The invention discloses an arterial spin labeling image synthesis method based on a generative adversarial hybrid model network. The method comprises the following steps: 1, obtaining a structural magnetic resonance image and an arterial spin labeling image which are needed for generation, and executing a preprocessing operation; 2, inputting structural magnetic resonance data and arterial spin labeling data into an automatic coding machine for generation training; 3, inputting the corresponding arterial spin labeling image and an image synthesized by the automatic coding machine into a discriminator for training; 4, repeating the steps 2 and 3, and training a generative adversarial hybrid model network to obtain a trained generator; and 5, using the trained generator to iteratively generate predicted arterial spin labeling data by randomly inputting eight pieces of real structural magnetic resonance data. According to the invention, a synthesized arterial spin labeling image has clearer details and contours, the research of an arterial spin labeling technology in Alzheimer's disease can be promoted, and a high-quality supplementary data set is provided.

Description

technical field [0001] The invention belongs to the technical field of computer vision, and in particular relates to an arterial spin-labeled image synthesis method based on a generative confrontational mixed model network.

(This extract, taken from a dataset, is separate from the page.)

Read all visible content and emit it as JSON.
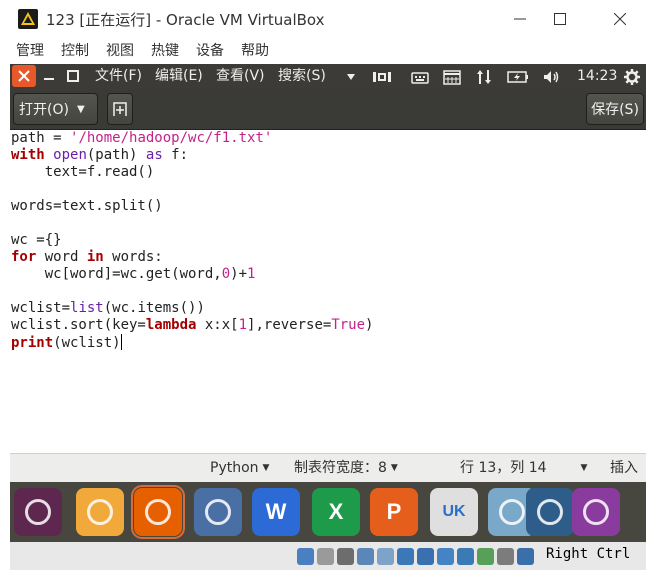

Background technique [0002] Alzheimer's disease is a common senile disease. In the early stage, the elderly suffering from this disease will have symptoms of forgetfulness, dull eyes, and slow speech. In the late stage, it will affect the sensory nerves and make the elderly lose their normal self-care ability. According to the World Health Organization, one out of every 20 people over the age of 65 will suffer from Alzheimer's disease. Today, Alzheimer's disease has become the fourth leading cause of death for the elderly after cardiovascular disease, cerebrovascular disease and malignant tumors. Therefore, the treatment of Alzheimer's disease is particularly important. With no real cure yet, the real hope for Alzheimer's lies in early intervention. ...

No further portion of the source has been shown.